DPPA: Pruning Method for Large Language Model to Model Merging

TL;DR

DPPA tackles the challenge of merging domain-tuned large language models by addressing parameter conflicts through a two-stage pruning-and-amplification pipeline. It defines delta parameters between base and fine-tuned models and uses Dynamically Pruning to adjust layer- and unit-level pruning rates, followed by Dynamically Partition Amplification to selectively amplify parameter partitions by importance. When applied to LLaMA 2 across mathematics, finance, and law, DPPA retains only about 20% of domain-specific parameters yet matches or exceeds the performance of approaches that keep 90% and yields approximately a 20% improvement in model merging. The results suggest that DPPA enables efficient, scalable multi-domain generalization with a practical parameter footprint, and code is provided on GitHub for reproducibility.

Abstract

Model merging is to combine fine-tuned models derived from multiple domains, with the intent of enhancing the model's proficiency across various domains. The principal concern is the resolution of parameter conflicts. A substantial amount of existing research remedy this issue during the merging stage, with the latest study focusing on resolving this issue throughout the pruning stage. The DARE approach has exhibited promising outcomes when applied to a simplistic fine-tuned model. However, the efficacy of this method tends to wane when employed on complex fine-tuned models that show a significant parameter bias relative to the baseline model. In this paper, we introduce a dual-stage method termed Dynamic Pruning Partition Amplification (DPPA), devised to tackle the challenge of merging complex fine-tuned models. Initially, we introduce Dynamically Pruning (DP), an improved approach based on magnitude pruning, which aim is to enhance performance at higher pruning rates. Subsequently, we propose Dynamically Partition Amplification (DPA), a rescaling strategy, is designed to dynamically amplify parameter partitions in relation to their significance levels. The experimental results show that our method maintains a mere 20% of domain-specific parameters and yet delivers a performance comparable to other methodologies that preserve up to 90% of parameters. Furthermore, our method displays outstanding performance post-pruning, leading to a significant improvement of nearly 20% performance in model merging. We make our code on Github.
Paper Structure (32 sections, 8 equations, 3 figures, 9 tables)

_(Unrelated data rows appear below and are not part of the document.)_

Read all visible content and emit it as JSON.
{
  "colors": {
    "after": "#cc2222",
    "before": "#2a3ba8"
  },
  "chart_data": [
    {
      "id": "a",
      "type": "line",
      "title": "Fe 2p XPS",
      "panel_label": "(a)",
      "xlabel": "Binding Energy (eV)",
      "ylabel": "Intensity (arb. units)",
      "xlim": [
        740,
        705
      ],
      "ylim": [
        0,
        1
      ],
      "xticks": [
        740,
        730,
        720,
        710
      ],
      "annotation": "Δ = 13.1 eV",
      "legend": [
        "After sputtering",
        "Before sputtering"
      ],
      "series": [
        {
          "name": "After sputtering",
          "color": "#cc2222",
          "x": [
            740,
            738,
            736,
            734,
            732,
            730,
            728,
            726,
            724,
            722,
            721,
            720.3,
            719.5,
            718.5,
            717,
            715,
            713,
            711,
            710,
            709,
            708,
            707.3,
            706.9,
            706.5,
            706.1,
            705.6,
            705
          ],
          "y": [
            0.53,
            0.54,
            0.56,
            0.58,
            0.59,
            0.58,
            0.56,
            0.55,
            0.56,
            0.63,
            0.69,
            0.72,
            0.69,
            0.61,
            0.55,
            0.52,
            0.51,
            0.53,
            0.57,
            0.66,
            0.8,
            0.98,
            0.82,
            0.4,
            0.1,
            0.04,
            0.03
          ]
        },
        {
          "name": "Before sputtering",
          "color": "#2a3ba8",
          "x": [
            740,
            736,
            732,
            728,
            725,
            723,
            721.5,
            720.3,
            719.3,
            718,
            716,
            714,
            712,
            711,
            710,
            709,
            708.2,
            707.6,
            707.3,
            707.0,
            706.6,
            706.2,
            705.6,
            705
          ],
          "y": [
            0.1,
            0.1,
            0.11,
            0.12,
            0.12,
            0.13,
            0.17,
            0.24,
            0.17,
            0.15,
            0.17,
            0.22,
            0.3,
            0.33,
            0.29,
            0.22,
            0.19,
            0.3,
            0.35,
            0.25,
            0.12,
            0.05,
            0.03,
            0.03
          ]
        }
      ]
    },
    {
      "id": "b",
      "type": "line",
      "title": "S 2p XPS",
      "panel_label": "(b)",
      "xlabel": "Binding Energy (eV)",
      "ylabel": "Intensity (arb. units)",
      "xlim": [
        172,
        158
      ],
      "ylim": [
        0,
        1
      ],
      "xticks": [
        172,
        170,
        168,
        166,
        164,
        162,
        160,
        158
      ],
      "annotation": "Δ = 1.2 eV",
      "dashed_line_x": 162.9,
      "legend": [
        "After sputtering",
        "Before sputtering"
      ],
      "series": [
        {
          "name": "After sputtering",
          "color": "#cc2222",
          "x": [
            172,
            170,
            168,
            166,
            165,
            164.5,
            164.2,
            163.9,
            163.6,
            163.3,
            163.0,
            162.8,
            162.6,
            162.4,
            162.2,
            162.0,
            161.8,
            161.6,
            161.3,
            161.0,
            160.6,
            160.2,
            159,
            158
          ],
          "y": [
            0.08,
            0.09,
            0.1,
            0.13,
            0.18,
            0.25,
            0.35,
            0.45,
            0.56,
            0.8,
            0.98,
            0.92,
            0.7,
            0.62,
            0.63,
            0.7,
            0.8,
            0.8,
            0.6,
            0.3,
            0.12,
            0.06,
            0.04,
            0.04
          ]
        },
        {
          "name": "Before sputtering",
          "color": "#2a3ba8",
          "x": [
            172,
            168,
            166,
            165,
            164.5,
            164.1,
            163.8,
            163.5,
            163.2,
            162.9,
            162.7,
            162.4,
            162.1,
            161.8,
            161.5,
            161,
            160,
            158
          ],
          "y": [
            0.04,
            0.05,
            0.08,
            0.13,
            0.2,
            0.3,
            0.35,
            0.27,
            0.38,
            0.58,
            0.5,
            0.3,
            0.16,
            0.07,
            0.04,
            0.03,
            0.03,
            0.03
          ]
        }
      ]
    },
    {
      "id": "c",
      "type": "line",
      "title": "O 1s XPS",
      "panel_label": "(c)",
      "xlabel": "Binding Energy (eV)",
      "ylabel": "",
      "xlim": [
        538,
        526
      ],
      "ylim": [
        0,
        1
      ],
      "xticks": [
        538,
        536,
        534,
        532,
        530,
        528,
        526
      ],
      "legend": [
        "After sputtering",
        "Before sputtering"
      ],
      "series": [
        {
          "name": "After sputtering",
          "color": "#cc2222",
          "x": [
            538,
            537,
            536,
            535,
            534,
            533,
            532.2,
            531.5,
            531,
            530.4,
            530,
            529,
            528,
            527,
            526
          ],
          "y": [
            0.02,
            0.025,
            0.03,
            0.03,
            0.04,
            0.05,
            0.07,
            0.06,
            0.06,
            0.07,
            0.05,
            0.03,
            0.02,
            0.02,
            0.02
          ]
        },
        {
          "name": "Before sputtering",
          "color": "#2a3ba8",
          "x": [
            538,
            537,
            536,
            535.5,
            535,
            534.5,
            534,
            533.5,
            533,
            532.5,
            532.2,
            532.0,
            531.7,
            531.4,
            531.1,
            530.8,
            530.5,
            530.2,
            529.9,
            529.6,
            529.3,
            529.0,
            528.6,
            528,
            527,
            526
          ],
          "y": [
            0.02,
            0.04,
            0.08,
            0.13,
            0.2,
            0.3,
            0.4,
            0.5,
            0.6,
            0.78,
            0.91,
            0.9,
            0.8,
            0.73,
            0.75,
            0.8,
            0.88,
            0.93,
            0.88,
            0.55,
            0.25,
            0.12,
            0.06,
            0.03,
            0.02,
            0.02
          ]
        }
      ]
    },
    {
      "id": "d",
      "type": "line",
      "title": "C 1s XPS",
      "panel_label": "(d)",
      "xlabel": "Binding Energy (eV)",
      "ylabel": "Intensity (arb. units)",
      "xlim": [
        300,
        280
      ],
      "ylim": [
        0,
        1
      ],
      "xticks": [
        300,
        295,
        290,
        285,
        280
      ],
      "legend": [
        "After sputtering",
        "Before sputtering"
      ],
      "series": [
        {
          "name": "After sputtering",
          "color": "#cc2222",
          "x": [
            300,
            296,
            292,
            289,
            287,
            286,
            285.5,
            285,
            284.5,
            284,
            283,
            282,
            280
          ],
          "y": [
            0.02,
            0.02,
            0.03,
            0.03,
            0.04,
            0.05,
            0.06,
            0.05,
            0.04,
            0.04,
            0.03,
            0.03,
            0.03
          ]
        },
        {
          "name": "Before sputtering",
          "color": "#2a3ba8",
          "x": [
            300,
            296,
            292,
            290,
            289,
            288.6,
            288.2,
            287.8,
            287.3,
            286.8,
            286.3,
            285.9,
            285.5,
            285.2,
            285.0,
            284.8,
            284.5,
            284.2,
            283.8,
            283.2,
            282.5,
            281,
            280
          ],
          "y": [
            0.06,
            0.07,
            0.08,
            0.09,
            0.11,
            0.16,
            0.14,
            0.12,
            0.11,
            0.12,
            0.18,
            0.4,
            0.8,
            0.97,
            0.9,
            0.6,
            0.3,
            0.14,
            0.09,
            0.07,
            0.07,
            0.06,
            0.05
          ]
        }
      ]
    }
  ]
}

This paper contains 32 sections, 8 equations, 3 figures, 9 tables.

Figures (3)

  • Figure 1: Within the diagram's left segment, it is visible that our Dynamic Pruning (DP) technique adaptively modifies the pruning rate at both layer and linear layer levels, distinguishing it from Magnitude Pruning. On the diagram's right segment, we can see the integration of DP and Dynamic Pruning Algorithm (DPA), paralleled with the drop and rescale operations inherent in the DARE system. This integration enhances complex model performance after the pruning process significantly.
  • Figure 2: We utilize green and orange lines to represent the trajectories of amplification rate search. Among them, the blue star represents the optimal rate searched at a 90% pruning parameter, while the red star represents the optimal rate searched at an 80% pruning parameter. The contour lines depict the specific performance in the mathematical domain.
  • Figure 3: After analyzing the pruned parameters of the financial model, it is evident that there is a higher parameter count in the initial and final 0, 31 layers, while the middle 17 layers have fewer parameters. Additionally, in the Q, K, V components, it is observed that 90% of the parameters are concentrated in certain dimensions. To facilitate observation, we have amplified the value by a factor of 1000.